そのため、BtoCビジネスをする場合で合同会社を選択するなら、資本金を決める際に、資本金の額による対外的な信用度を気にすることはないのです。そのため、一般的に言われる、「初期費用+最低3ヶ月分のランニングコスト」を資本金として用意しておくのが最も分かりやすいでしょう。

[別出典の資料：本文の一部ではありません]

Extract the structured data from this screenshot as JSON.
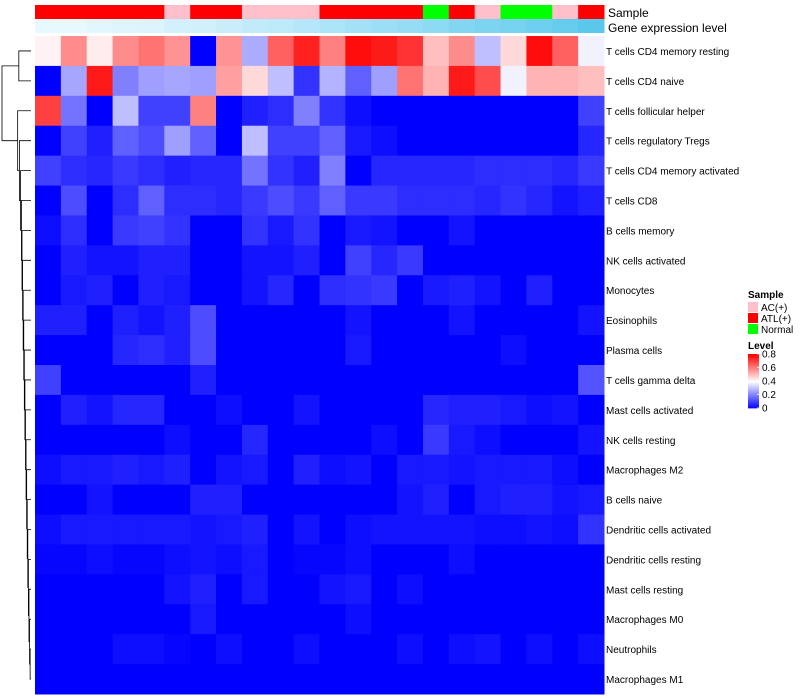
{
  "chart_data": {
    "type": "heatmap",
    "title": "",
    "annotation_titles": {
      "sample": "Sample",
      "gene_expression": "Gene expression level"
    },
    "colors": {
      "low": "#0000ff",
      "mid": "#ffffff",
      "high": "#ff0000",
      "ac": "#ffc0cb",
      "atl": "#ff0000",
      "normal": "#00ff00",
      "gene_low": "#eefaff",
      "gene_high": "#59c8ec",
      "dendro": "#000000"
    },
    "sample_groups": [
      "ATL(+)",
      "ATL(+)",
      "ATL(+)",
      "ATL(+)",
      "ATL(+)",
      "AC(+)",
      "ATL(+)",
      "ATL(+)",
      "AC(+)",
      "AC(+)",
      "AC(+)",
      "ATL(+)",
      "ATL(+)",
      "ATL(+)",
      "ATL(+)",
      "Normal",
      "ATL(+)",
      "AC(+)",
      "Normal",
      "Normal",
      "AC(+)",
      "ATL(+)"
    ],
    "gene_expression_level": [
      0.05,
      0.05,
      0.08,
      0.1,
      0.13,
      0.18,
      0.2,
      0.25,
      0.3,
      0.33,
      0.38,
      0.45,
      0.5,
      0.55,
      0.6,
      0.65,
      0.72,
      0.76,
      0.8,
      0.86,
      0.92,
      1.0
    ],
    "rows": [
      "T cells CD4 memory resting",
      "T cells CD4 naive",
      "T cells follicular helper",
      "T cells regulatory  Tregs",
      "T cells CD4 memory activated",
      "T cells CD8",
      "B cells memory",
      "NK cells activated",
      "Monocytes",
      "Eosinophils",
      "Plasma cells",
      "T cells gamma delta",
      "Mast cells activated",
      "NK cells resting",
      "Macrophages M2",
      "B cells naive",
      "Dendritic cells activated",
      "Dendritic cells resting",
      "Mast cells resting",
      "Macrophages M0",
      "Neutrophils",
      "Macrophages M1"
    ],
    "values": [
      [
        0.42,
        0.58,
        0.43,
        0.58,
        0.62,
        0.57,
        0.0,
        0.57,
        0.27,
        0.65,
        0.75,
        0.6,
        0.78,
        0.76,
        0.72,
        0.5,
        0.58,
        0.3,
        0.46,
        0.78,
        0.65,
        0.38
      ],
      [
        0.0,
        0.26,
        0.76,
        0.2,
        0.25,
        0.26,
        0.25,
        0.55,
        0.46,
        0.3,
        0.08,
        0.28,
        0.15,
        0.25,
        0.62,
        0.52,
        0.76,
        0.68,
        0.38,
        0.52,
        0.52,
        0.5
      ],
      [
        0.7,
        0.18,
        0.0,
        0.3,
        0.1,
        0.1,
        0.6,
        0.0,
        0.05,
        0.07,
        0.2,
        0.08,
        0.02,
        0.0,
        0.0,
        0.0,
        0.0,
        0.0,
        0.0,
        0.0,
        0.0,
        0.1
      ],
      [
        0.0,
        0.1,
        0.05,
        0.15,
        0.12,
        0.25,
        0.15,
        0.0,
        0.3,
        0.1,
        0.1,
        0.15,
        0.04,
        0.02,
        0.0,
        0.0,
        0.0,
        0.0,
        0.0,
        0.0,
        0.0,
        0.06
      ],
      [
        0.1,
        0.07,
        0.06,
        0.09,
        0.07,
        0.05,
        0.06,
        0.06,
        0.18,
        0.08,
        0.05,
        0.2,
        0.0,
        0.06,
        0.06,
        0.06,
        0.06,
        0.07,
        0.07,
        0.07,
        0.06,
        0.09
      ],
      [
        0.0,
        0.12,
        0.0,
        0.07,
        0.15,
        0.07,
        0.07,
        0.06,
        0.09,
        0.12,
        0.09,
        0.15,
        0.09,
        0.09,
        0.07,
        0.07,
        0.07,
        0.06,
        0.08,
        0.06,
        0.03,
        0.05
      ],
      [
        0.02,
        0.07,
        0.0,
        0.09,
        0.1,
        0.08,
        0.0,
        0.0,
        0.08,
        0.04,
        0.08,
        0.0,
        0.04,
        0.03,
        0.0,
        0.0,
        0.03,
        0.0,
        0.0,
        0.0,
        0.0,
        0.0
      ],
      [
        0.0,
        0.05,
        0.03,
        0.03,
        0.05,
        0.05,
        0.0,
        0.0,
        0.03,
        0.03,
        0.05,
        0.0,
        0.1,
        0.06,
        0.09,
        0.0,
        0.0,
        0.0,
        0.0,
        0.0,
        0.0,
        0.0
      ],
      [
        0.0,
        0.04,
        0.05,
        0.0,
        0.05,
        0.04,
        0.0,
        0.0,
        0.03,
        0.06,
        0.0,
        0.07,
        0.08,
        0.09,
        0.0,
        0.04,
        0.05,
        0.03,
        0.0,
        0.05,
        0.0,
        0.0
      ],
      [
        0.05,
        0.05,
        0.0,
        0.05,
        0.03,
        0.05,
        0.12,
        0.0,
        0.0,
        0.0,
        0.0,
        0.0,
        0.03,
        0.0,
        0.0,
        0.0,
        0.03,
        0.0,
        0.0,
        0.0,
        0.0,
        0.03
      ],
      [
        0.0,
        0.0,
        0.0,
        0.06,
        0.07,
        0.05,
        0.12,
        0.0,
        0.0,
        0.0,
        0.0,
        0.0,
        0.04,
        0.0,
        0.0,
        0.0,
        0.0,
        0.0,
        0.02,
        0.0,
        0.0,
        0.0
      ],
      [
        0.1,
        0.0,
        0.0,
        0.0,
        0.0,
        0.0,
        0.05,
        0.0,
        0.0,
        0.0,
        0.0,
        0.0,
        0.0,
        0.0,
        0.0,
        0.0,
        0.0,
        0.0,
        0.0,
        0.0,
        0.0,
        0.13
      ],
      [
        0.0,
        0.05,
        0.03,
        0.06,
        0.06,
        0.0,
        0.0,
        0.02,
        0.0,
        0.0,
        0.03,
        0.0,
        0.0,
        0.0,
        0.0,
        0.06,
        0.05,
        0.05,
        0.04,
        0.02,
        0.03,
        0.0
      ],
      [
        0.0,
        0.0,
        0.0,
        0.0,
        0.0,
        0.02,
        0.0,
        0.0,
        0.06,
        0.0,
        0.0,
        0.0,
        0.0,
        0.02,
        0.0,
        0.09,
        0.04,
        0.02,
        0.0,
        0.0,
        0.0,
        0.03
      ],
      [
        0.02,
        0.04,
        0.04,
        0.05,
        0.04,
        0.05,
        0.0,
        0.03,
        0.04,
        0.0,
        0.05,
        0.02,
        0.03,
        0.0,
        0.04,
        0.04,
        0.03,
        0.04,
        0.04,
        0.04,
        0.02,
        0.0
      ],
      [
        0.0,
        0.0,
        0.03,
        0.0,
        0.0,
        0.0,
        0.05,
        0.05,
        0.0,
        0.0,
        0.0,
        0.0,
        0.0,
        0.0,
        0.03,
        0.05,
        0.0,
        0.04,
        0.05,
        0.05,
        0.03,
        0.04
      ],
      [
        0.02,
        0.04,
        0.04,
        0.04,
        0.04,
        0.04,
        0.03,
        0.04,
        0.05,
        0.0,
        0.03,
        0.0,
        0.02,
        0.03,
        0.03,
        0.03,
        0.03,
        0.02,
        0.02,
        0.03,
        0.02,
        0.08
      ],
      [
        0.01,
        0.01,
        0.02,
        0.01,
        0.01,
        0.02,
        0.03,
        0.02,
        0.04,
        0.0,
        0.01,
        0.01,
        0.02,
        0.0,
        0.0,
        0.0,
        0.02,
        0.0,
        0.0,
        0.0,
        0.0,
        0.0
      ],
      [
        0.0,
        0.0,
        0.0,
        0.0,
        0.0,
        0.03,
        0.05,
        0.0,
        0.04,
        0.0,
        0.0,
        0.03,
        0.04,
        0.0,
        0.02,
        0.0,
        0.0,
        0.0,
        0.0,
        0.0,
        0.0,
        0.0
      ],
      [
        0.0,
        0.0,
        0.0,
        0.0,
        0.0,
        0.0,
        0.04,
        0.0,
        0.0,
        0.0,
        0.0,
        0.0,
        0.02,
        0.0,
        0.0,
        0.0,
        0.0,
        0.0,
        0.0,
        0.0,
        0.0,
        0.0
      ],
      [
        0.0,
        0.0,
        0.0,
        0.02,
        0.02,
        0.01,
        0.0,
        0.02,
        0.0,
        0.0,
        0.02,
        0.0,
        0.0,
        0.0,
        0.02,
        0.0,
        0.02,
        0.03,
        0.0,
        0.02,
        0.0,
        0.02
      ],
      [
        0.0,
        0.0,
        0.0,
        0.0,
        0.0,
        0.0,
        0.0,
        0.0,
        0.0,
        0.0,
        0.0,
        0.0,
        0.0,
        0.0,
        0.0,
        0.0,
        0.0,
        0.0,
        0.0,
        0.0,
        0.0,
        0.0
      ]
    ],
    "dendrogram_links": [
      [
        20,
        21
      ],
      [
        19,
        22
      ],
      [
        18,
        23
      ],
      [
        17,
        24
      ],
      [
        16,
        25
      ],
      [
        15,
        26
      ],
      [
        14,
        27
      ],
      [
        13,
        28
      ],
      [
        12,
        29
      ],
      [
        11,
        30
      ],
      [
        10,
        31
      ],
      [
        9,
        32
      ],
      [
        8,
        33
      ],
      [
        7,
        34
      ],
      [
        6,
        35
      ],
      [
        5,
        36
      ],
      [
        4,
        37
      ],
      [
        3,
        38
      ],
      [
        2,
        39
      ],
      [
        0,
        1
      ],
      [
        40,
        41
      ]
    ],
    "dendrogram_heights": [
      0.03,
      0.05,
      0.07,
      0.09,
      0.11,
      0.13,
      0.15,
      0.17,
      0.19,
      0.21,
      0.23,
      0.25,
      0.27,
      0.29,
      0.31,
      0.33,
      0.36,
      0.4,
      0.46,
      0.42,
      1.0
    ],
    "legend_sample": {
      "title": "Sample",
      "items": [
        "AC(+)",
        "ATL(+)",
        "Normal"
      ]
    },
    "legend_level": {
      "title": "Level",
      "min": 0,
      "max": 0.8,
      "ticks": [
        0.8,
        0.6,
        0.4,
        0.2,
        0
      ]
    }
  }
}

3.登記費用以外にかかる最低限の初期費用は約130万円
さて、合同会社の登記は、上記のように約10万2千円程度で可能なのですが、実際に会社を始めるとなると、色々な準備が必要です。以下の2項目は必須の費用でしょう。
事務所関連費用:約80万円
事務所は、
- 貸事務所
- レンタルオフィス
- バーチャルオフィス
- 自宅
という選択肢があります。
この中で、リスクを最小限にして、ミニマムにスタートするならバーチャルオフィスや自宅という選択肢ももちろんありでしょう。しかし、私たちは、しっかりと会社を経営していくなら、法人口座の開設や法人カードの取得のしやすさなども考えて、レンタルオフィスをすすめる場合が多いです。そして一般的なレンタルオフィスの場合、仲介手数料や敷金・保証金・礼金・前払い家賃を含めて大体80万円ほどの費用がかかります。
事務用品関連費用:約50万円
会社を運営するには、机やパソコンなどの事務用品が必要です。2~3人で起業する場合、パソコン3台や机椅子3脚、プリンター、会社印鑑の購入などで最低でも50万円ほどはかかるでしょう。
その他
これら以外にも、企業ロゴや名刺、自社ホームページを外注する場合は、別途費用がかかります。
まとめ:合同会社設立費用は約140万円+3ヶ月分のランニングコスト
まとめると、合同会社を設立する時に用意しておきたい額は登記費用と初期費用を合わせた約140万円と、3ヶ月分のランニングコストと言うことができます。そのため、この額を目安にしておくと良いでしょう。